Jairo Saw Munduruku**

Fotos: Mauricio Torres

Na bacia do rio Tapajós, que se estende pelo oeste do estado do Pará, as marcas antigas da passagem humana surpreendem os que não conhecem os inúmeros registros dessa presença ou que nunca tenham ouvido a rica história dos povos que hoje habitam as margens do rio Tapajós. Como as que falam da chamada terra preta (ou terra preta de índio).

Os estudos sobre a ocorrência desse tipo de terra na Amazônia não são tão recentes. Mas só ganharam atenção especial na segunda metade do século XX, e as pesquisas sobre este substrato têm se multiplicado nos últimos anos. A necessidade de dar respostas efetivas a problemas reais no cultivo do solo tem levado inclusive pesquisadores a tentar reproduzir a terra preta para o uso não só em locais da Amazônia onde não ocorrem essas terras, como em outras regiões do país.

A Amazônia é um local privilegiado para a observação da ocorrência desse tipo especial de solo, e durante algum tempo atribuiu-se sua existência a uma combinação de fatores climáticos e geológicos ao longo do tempo.

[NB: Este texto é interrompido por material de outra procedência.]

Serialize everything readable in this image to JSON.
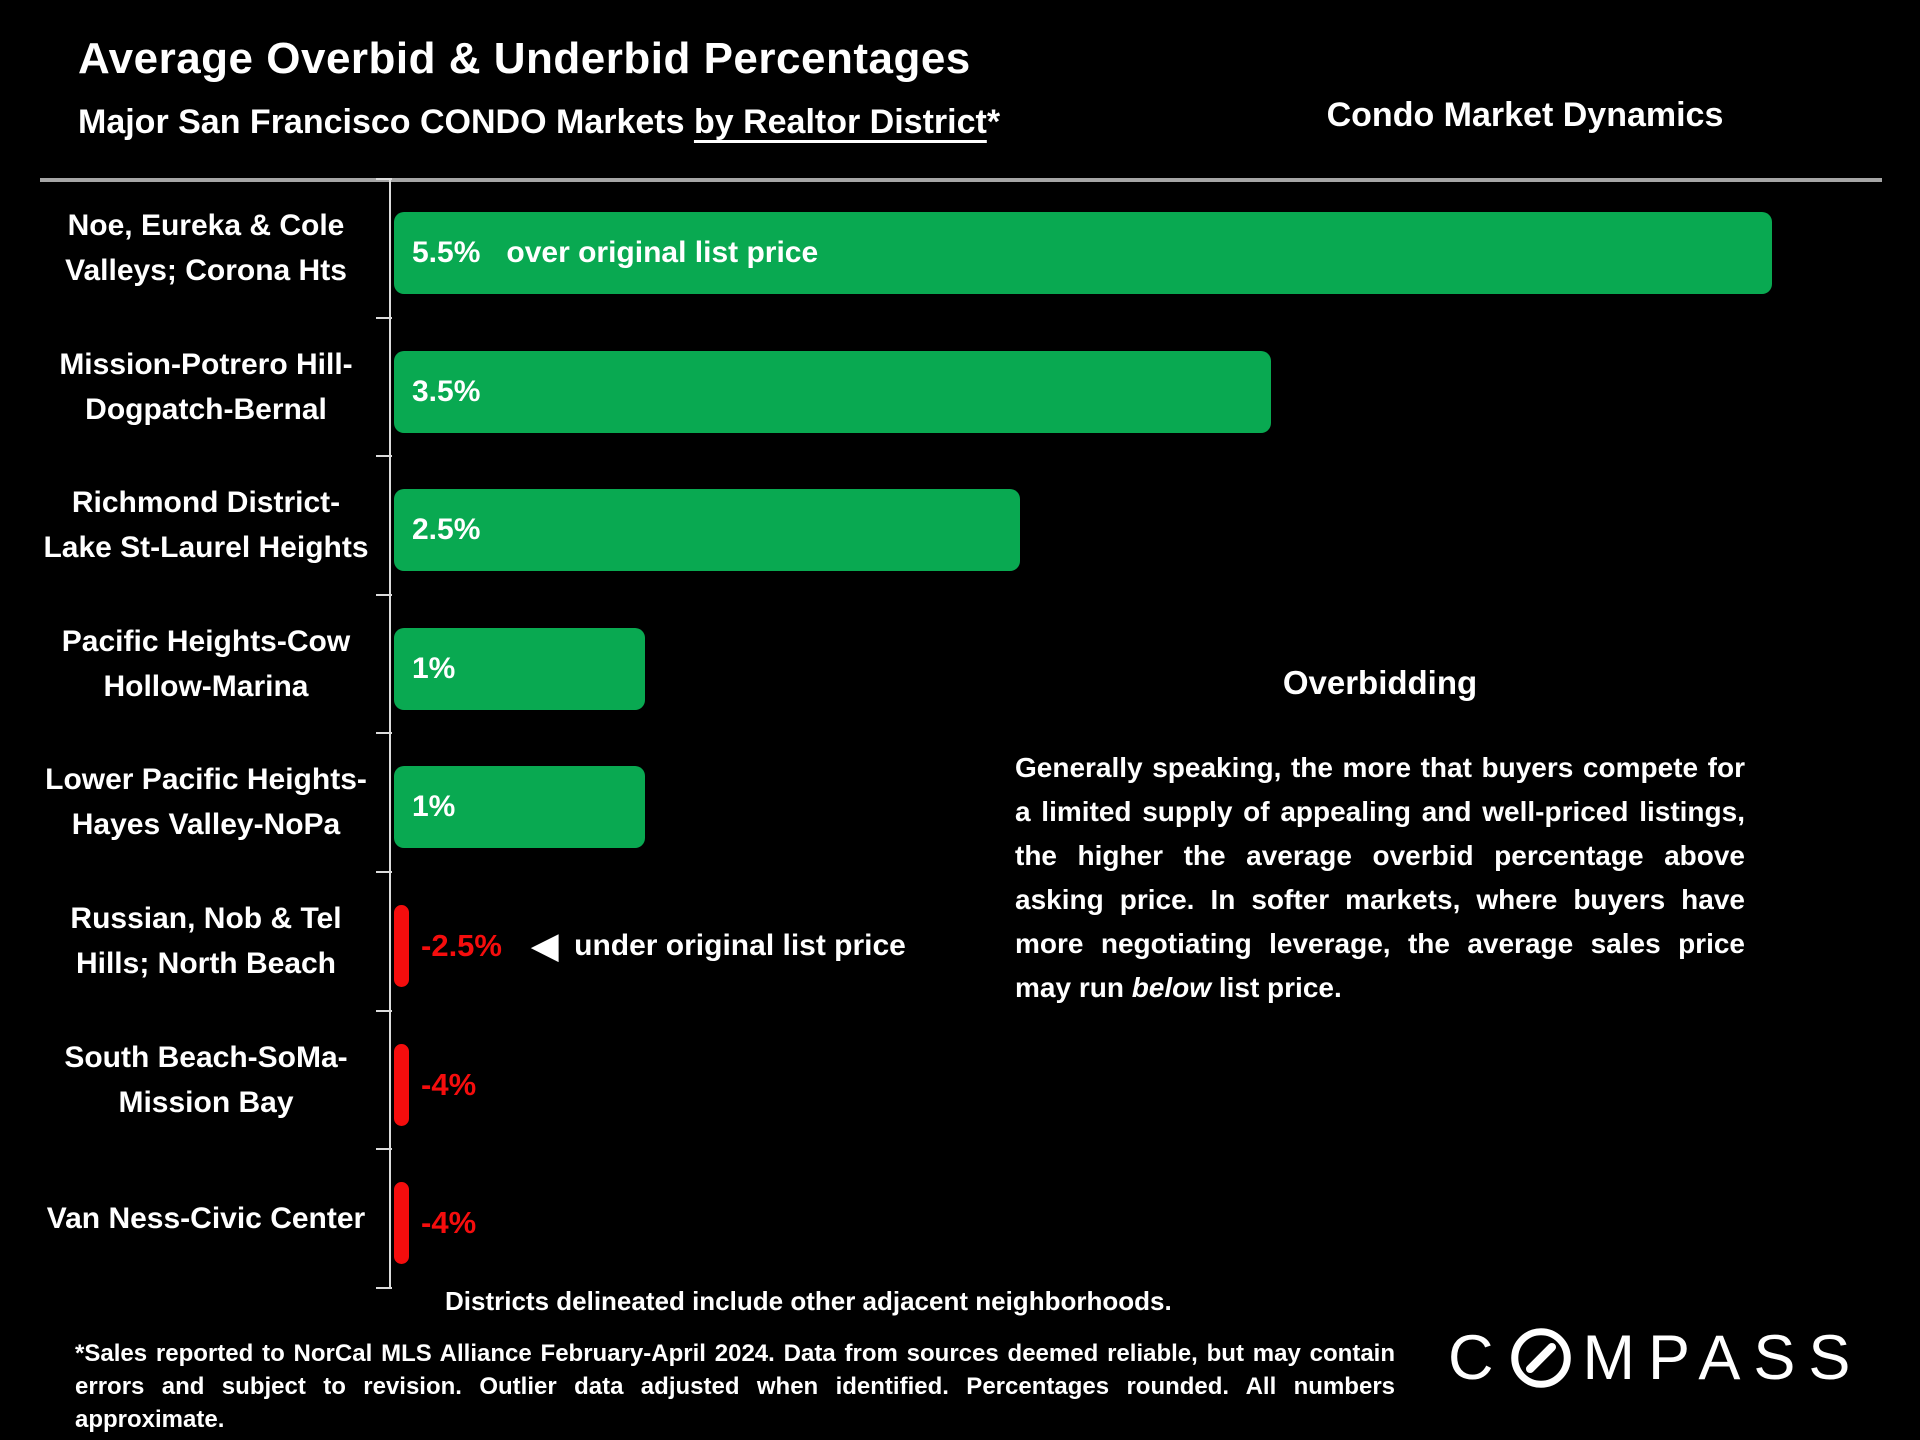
{
  "header": {
    "title": "Average Overbid & Underbid Percentages",
    "subtitle_prefix": "Major San Francisco CONDO Markets ",
    "subtitle_underline": "by Realtor District",
    "subtitle_suffix": "*",
    "right_title": "Condo Market Dynamics"
  },
  "chart_data": {
    "type": "bar",
    "orientation": "horizontal",
    "title": "Average Overbid & Underbid Percentages",
    "subtitle": "Major San Francisco CONDO Markets by Realtor District*",
    "unit": "percent over/under original list price",
    "categories": [
      "Noe, Eureka & Cole Valleys; Corona Hts",
      "Mission-Potrero Hill-Dogpatch-Bernal",
      "Richmond District-Lake St-Laurel Heights",
      "Pacific Heights-Cow Hollow-Marina",
      "Lower Pacific Heights-Hayes Valley-NoPa",
      "Russian, Nob & Tel Hills; North Beach",
      "South Beach-SoMa-Mission Bay",
      "Van Ness-Civic Center"
    ],
    "category_lines": [
      [
        "Noe, Eureka & Cole",
        "Valleys; Corona Hts"
      ],
      [
        "Mission-Potrero Hill-",
        "Dogpatch-Bernal"
      ],
      [
        "Richmond District-",
        "Lake St-Laurel Heights"
      ],
      [
        "Pacific Heights-Cow",
        "Hollow-Marina"
      ],
      [
        "Lower Pacific Heights-",
        "Hayes Valley-NoPa"
      ],
      [
        "Russian, Nob & Tel",
        "Hills; North Beach"
      ],
      [
        "South Beach-SoMa-",
        "Mission Bay"
      ],
      [
        "Van Ness-Civic Center"
      ]
    ],
    "values": [
      5.5,
      3.5,
      2.5,
      1,
      1,
      -2.5,
      -4,
      -4
    ],
    "bar_labels": [
      "5.5%",
      "3.5%",
      "2.5%",
      "1%",
      "1%",
      "-2.5%",
      "-4%",
      "-4%"
    ],
    "positive_annotation": "over original list price",
    "positive_annotation_row": 0,
    "negative_annotation": "under original list price",
    "negative_annotation_row": 5,
    "under_arrow_glyph": "◀",
    "xlim": [
      0,
      5.5
    ],
    "grid": false,
    "legend": false,
    "colors": {
      "positive": "#09a951",
      "negative": "#f50d0d",
      "axis": "#dcdcdc"
    }
  },
  "side_panel": {
    "heading": "Overbidding",
    "paragraph_start": "Generally speaking, the more that buyers compete for a limited supply of appealing and well-priced listings, the higher the average overbid percentage above asking price. In softer markets, where buyers have more negotiating leverage, the average sales price may run ",
    "paragraph_italic": "below",
    "paragraph_end": " list price."
  },
  "notes": {
    "districts_note": "Districts delineated include other adjacent neighborhoods.",
    "footnote_line1": "*Sales reported to NorCal MLS Alliance February-April 2024. Data from sources deemed reliable, but may contain",
    "footnote_line2": "errors and subject to revision. Outlier data adjusted when identified. Percentages rounded. All numbers approximate."
  },
  "logo": {
    "name": "COMPASS",
    "prefix": "C",
    "suffix": "MPASS"
  }
}
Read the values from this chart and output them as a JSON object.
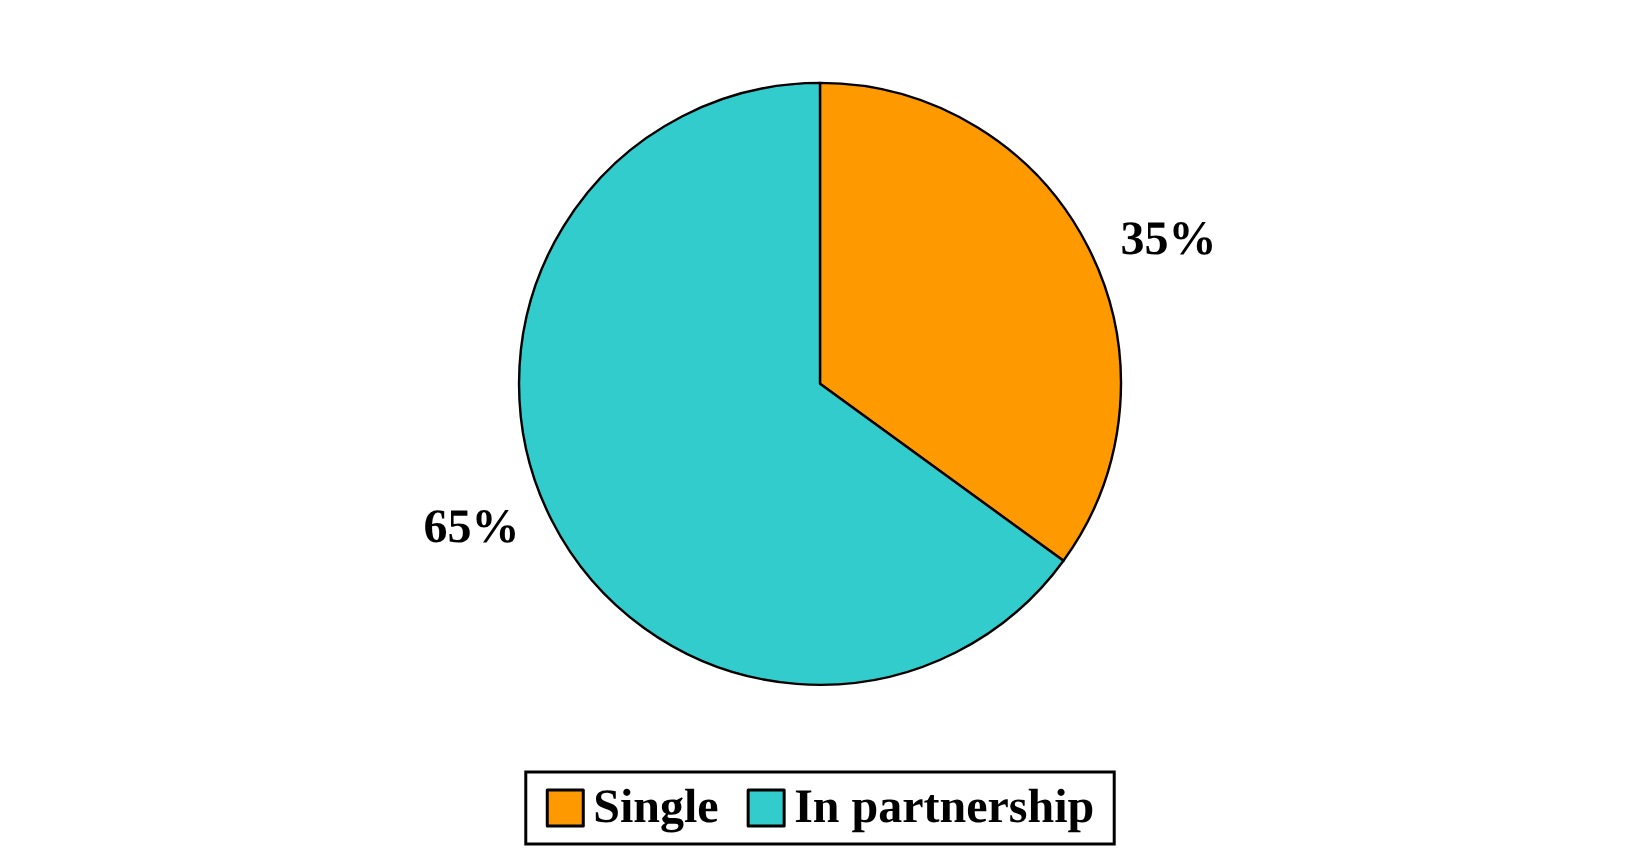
{
  "chart_data": {
    "type": "pie",
    "categories": [
      "Single",
      "In partnership"
    ],
    "values": [
      35,
      65
    ],
    "colors": [
      "#ff9900",
      "#33cccc"
    ],
    "value_labels": [
      "35%",
      "65%"
    ],
    "legend": "bottom"
  }
}
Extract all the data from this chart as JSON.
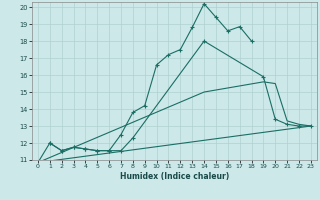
{
  "title": "",
  "xlabel": "Humidex (Indice chaleur)",
  "bg_color": "#cce8e8",
  "grid_color": "#b0d0d0",
  "line_color": "#1a6e65",
  "xlim": [
    -0.5,
    23.5
  ],
  "ylim": [
    11,
    20.3
  ],
  "yticks": [
    11,
    12,
    13,
    14,
    15,
    16,
    17,
    18,
    19,
    20
  ],
  "xticks": [
    0,
    1,
    2,
    3,
    4,
    5,
    6,
    7,
    8,
    9,
    10,
    11,
    12,
    13,
    14,
    15,
    16,
    17,
    18,
    19,
    20,
    21,
    22,
    23
  ],
  "line1_x": [
    0,
    1,
    2,
    3,
    4,
    5,
    6,
    7,
    8,
    9,
    10,
    11,
    12,
    13,
    14,
    15,
    16,
    17,
    18
  ],
  "line1_y": [
    10.85,
    12.0,
    11.55,
    11.75,
    11.65,
    11.55,
    11.55,
    12.5,
    13.8,
    14.2,
    16.6,
    17.2,
    17.5,
    18.8,
    20.2,
    19.4,
    18.6,
    18.85,
    18.0
  ],
  "line2_x": [
    1,
    2,
    3,
    4,
    5,
    6,
    7,
    8,
    14,
    19,
    20,
    21,
    22,
    23
  ],
  "line2_y": [
    12.0,
    11.55,
    11.75,
    11.65,
    11.55,
    11.55,
    11.55,
    12.3,
    18.0,
    15.9,
    13.4,
    13.1,
    13.0,
    13.0
  ],
  "line3_x": [
    0,
    23
  ],
  "line3_y": [
    10.85,
    13.0
  ],
  "line4_x": [
    0,
    14,
    19,
    20,
    21,
    22,
    23
  ],
  "line4_y": [
    10.85,
    15.0,
    15.6,
    15.5,
    13.3,
    13.1,
    13.0
  ]
}
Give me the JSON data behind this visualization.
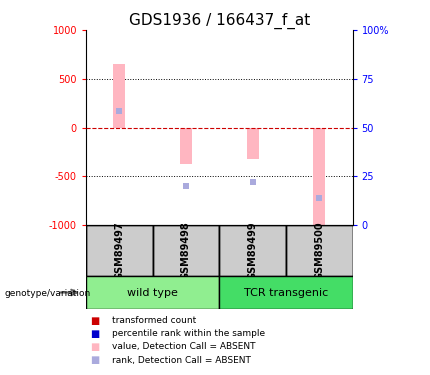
{
  "title": "GDS1936 / 166437_f_at",
  "samples": [
    "GSM89497",
    "GSM89498",
    "GSM89499",
    "GSM89500"
  ],
  "bar_values": [
    650,
    -370,
    -320,
    -1000
  ],
  "rank_values": [
    170,
    -600,
    -560,
    -720
  ],
  "ylim": [
    -1000,
    1000
  ],
  "bar_color": "#FFB6C1",
  "rank_color": "#AAAADD",
  "zero_line_color": "#CC0000",
  "title_fontsize": 11,
  "bar_width": 0.18,
  "wildtype_color": "#90EE90",
  "tcr_color": "#44DD66",
  "sample_box_color": "#CCCCCC",
  "legend_colors": [
    "#CC0000",
    "#0000CC",
    "#FFB6C1",
    "#AAAADD"
  ],
  "legend_labels": [
    "transformed count",
    "percentile rank within the sample",
    "value, Detection Call = ABSENT",
    "rank, Detection Call = ABSENT"
  ]
}
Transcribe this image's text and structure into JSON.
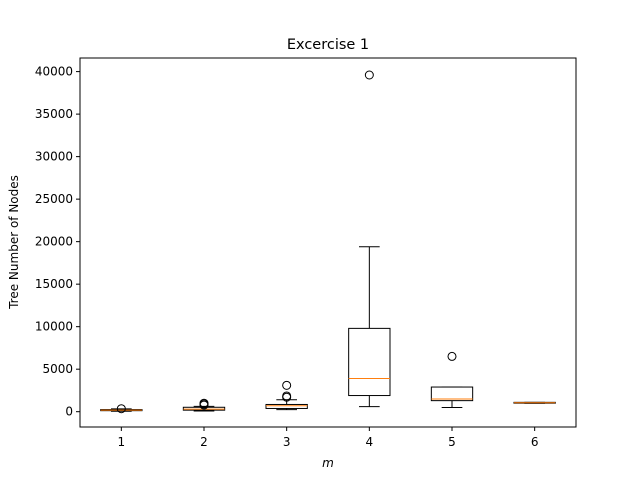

Mais recentemente, porém, chegou-se à conclusão que a Terra Preta, por ser rara e se localizar em diferentes regiões e sempre associado a presença humana em sucessivos períodos de tempo, deveria ser o resultado de um manejo feito por indígenas ao longo de inúmeras gerações.

Esse manejo primeiramente tido como não intencional, visto envolver a queimada de uma área de floresta que varia de tamanho, podendo chegar até 500ha dependendo da região, posteriormente foi reconhecido como algo planejado e replicado em diferentes regiões.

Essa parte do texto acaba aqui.